Enfin, il existe une autre communauté malécite à Houlton, au Maine, composée d’environ 800 Malécites (voir http://www.maliseets.com/index.htm).

La situation des Malécites au Québec est particulièrement problématique. Outre le fait que la francophonie les isole des autres communautés malécites, toutes anglophones, ils ont des défis de taille à relever. Depuis leur renaissance en tant que nation autochtone dans les années 1980 après un siècle de dispersion et d’intégration à la société québécoise, ils mènent véritablement un combat contre l’oubli. Réapparaissant à une époque où l’authenticité culturelle comme la pureté du sang demeurent des gages de reconnaissance officielle – la Loi sur les Indiens continuant de menacer tout groupe autochtone du Canada face au péril du métissage biologique ­et du changement culturel –, les Malécites de Viger ont besoin plus que jamais de visibilité et de prouver une certaine continuité d’occupation et d’utilisation du territoire, un certain maintien des traditions, gages d’authenticité et par là même de reconnaissance.

Les textes présentés ici rendent compte, à leur façon, de cette continuité qui s’exprime peut-être surtout aujourd’hui dans l’attachement des Malécites à leur territoire et à leur langue. Même au Québec où l’éclatement communautaire consécutif de la perte de la quasi-totalité de leur territoire est un défi de taille à relever, les Malécites ont maintenu certaines habitudes de vie. Ils ont continué d’occuper et d’utiliser un territoire particulier, posant à chaque moment de leur histoire des choix individuels ou collectifs en regard de leurs expériences.
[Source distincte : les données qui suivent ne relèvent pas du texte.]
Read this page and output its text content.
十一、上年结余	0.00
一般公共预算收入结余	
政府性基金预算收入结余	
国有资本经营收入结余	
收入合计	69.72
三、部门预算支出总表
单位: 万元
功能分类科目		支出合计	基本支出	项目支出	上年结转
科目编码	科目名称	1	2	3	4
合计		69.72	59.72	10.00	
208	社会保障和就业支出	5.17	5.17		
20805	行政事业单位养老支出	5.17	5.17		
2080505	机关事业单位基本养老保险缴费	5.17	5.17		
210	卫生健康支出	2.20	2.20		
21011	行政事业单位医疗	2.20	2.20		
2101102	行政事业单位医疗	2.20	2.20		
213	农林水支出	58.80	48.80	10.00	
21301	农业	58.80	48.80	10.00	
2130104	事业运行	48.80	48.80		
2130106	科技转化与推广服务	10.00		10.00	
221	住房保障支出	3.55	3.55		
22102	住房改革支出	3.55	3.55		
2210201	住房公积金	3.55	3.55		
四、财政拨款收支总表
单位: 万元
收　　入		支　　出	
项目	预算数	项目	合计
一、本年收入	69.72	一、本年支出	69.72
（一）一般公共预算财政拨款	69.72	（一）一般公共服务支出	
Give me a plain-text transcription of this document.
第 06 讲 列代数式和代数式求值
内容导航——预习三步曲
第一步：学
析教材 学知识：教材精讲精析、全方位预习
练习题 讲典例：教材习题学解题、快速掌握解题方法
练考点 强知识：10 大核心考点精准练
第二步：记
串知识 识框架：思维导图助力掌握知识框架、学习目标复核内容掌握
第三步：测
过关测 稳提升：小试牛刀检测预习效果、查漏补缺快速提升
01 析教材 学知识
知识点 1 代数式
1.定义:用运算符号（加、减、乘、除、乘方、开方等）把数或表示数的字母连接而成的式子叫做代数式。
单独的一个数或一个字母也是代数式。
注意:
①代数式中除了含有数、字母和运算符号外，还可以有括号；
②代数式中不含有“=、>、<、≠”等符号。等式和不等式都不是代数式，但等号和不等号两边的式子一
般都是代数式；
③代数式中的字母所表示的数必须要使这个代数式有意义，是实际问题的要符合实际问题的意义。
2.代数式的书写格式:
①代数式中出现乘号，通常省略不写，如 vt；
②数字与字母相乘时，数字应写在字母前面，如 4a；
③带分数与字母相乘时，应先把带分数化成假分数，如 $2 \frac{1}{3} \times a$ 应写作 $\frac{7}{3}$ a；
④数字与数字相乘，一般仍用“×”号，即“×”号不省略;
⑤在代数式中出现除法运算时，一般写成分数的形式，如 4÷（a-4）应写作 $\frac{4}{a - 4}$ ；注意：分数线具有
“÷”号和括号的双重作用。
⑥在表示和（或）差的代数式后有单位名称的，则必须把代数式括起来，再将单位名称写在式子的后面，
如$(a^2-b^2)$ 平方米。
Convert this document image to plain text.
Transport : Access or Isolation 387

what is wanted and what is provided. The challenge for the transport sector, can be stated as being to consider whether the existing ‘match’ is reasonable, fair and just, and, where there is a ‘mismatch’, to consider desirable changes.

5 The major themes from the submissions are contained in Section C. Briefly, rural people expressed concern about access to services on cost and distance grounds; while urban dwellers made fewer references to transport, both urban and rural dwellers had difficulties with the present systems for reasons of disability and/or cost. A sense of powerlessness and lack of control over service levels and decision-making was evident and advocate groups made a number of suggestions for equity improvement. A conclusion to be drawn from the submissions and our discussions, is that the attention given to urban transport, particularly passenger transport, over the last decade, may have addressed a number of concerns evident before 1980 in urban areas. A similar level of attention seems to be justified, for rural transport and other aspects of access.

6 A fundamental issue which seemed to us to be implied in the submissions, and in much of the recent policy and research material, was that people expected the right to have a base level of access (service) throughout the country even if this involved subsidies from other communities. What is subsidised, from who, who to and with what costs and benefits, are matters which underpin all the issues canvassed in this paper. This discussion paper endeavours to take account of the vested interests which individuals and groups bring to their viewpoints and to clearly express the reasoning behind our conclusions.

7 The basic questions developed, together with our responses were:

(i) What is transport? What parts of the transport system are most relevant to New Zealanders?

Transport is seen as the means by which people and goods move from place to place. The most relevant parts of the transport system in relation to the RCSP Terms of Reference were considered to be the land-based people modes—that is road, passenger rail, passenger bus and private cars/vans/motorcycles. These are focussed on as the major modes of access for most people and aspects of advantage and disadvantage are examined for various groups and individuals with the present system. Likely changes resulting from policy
L’article d’Adrian Burke présente un historique des recherches archéologiques menées depuis un siècle dans la haute et la moyenne vallée de la rivière Saint-Jean, au Québec, au Nouveau-Brunswick et au Maine. Grâce à l’archéologie, l’occupation préhistorique de l’intérieur des terres est aujourd’hui bien établie ainsi que la continuité d’occupation du territoire depuis environ 4000 ans par les ancêtres des Malécites. La couverture archéo­logique du territoire demeure inégale et les projets de recherche sont rares, ce qui est d’autant plus regrettable que la région recèle un registre archéologique unique marqué notamment par des carrières de matière première importantes et des réseaux hydrographiques qui permettent l’interaction entre les groupes sur des centaines de kilomètres. Pour pallier ces lacunes, Burke propose le développement d’une archéologie historique des Malécites et l’intégration plus étroite des communautés malécites dans les projets archéologiques.

Le malécite est actuellement l’une des langues autochtones les plus menacées au Canada. L’étude de son histoire illustre cependant de façon particulièrement pertinente l’idée qu’une culture emprunte à d’autres tout en usant, jusqu’à un certain point, de sa propre capacité d’adaptation pour se réinventer au contact de ce qui lui est étranger. L’article de Robert Leavitt s’arrête sur les ­dynamiques d’emprunts lexicaux et de réinventions linguistiques à partir d’un certain nombre d’exemples tirés de la terminologie de la vie quotidienne, de l’Église et des noms de personnes. Il rappelle au passage que ces dynamiques ne sont pas unilatérales, la réalité canadienne et les innovations amérindiennes constituant également pour les Français et les Anglais un inconnu à s’approprier, à appréhender et à nommer.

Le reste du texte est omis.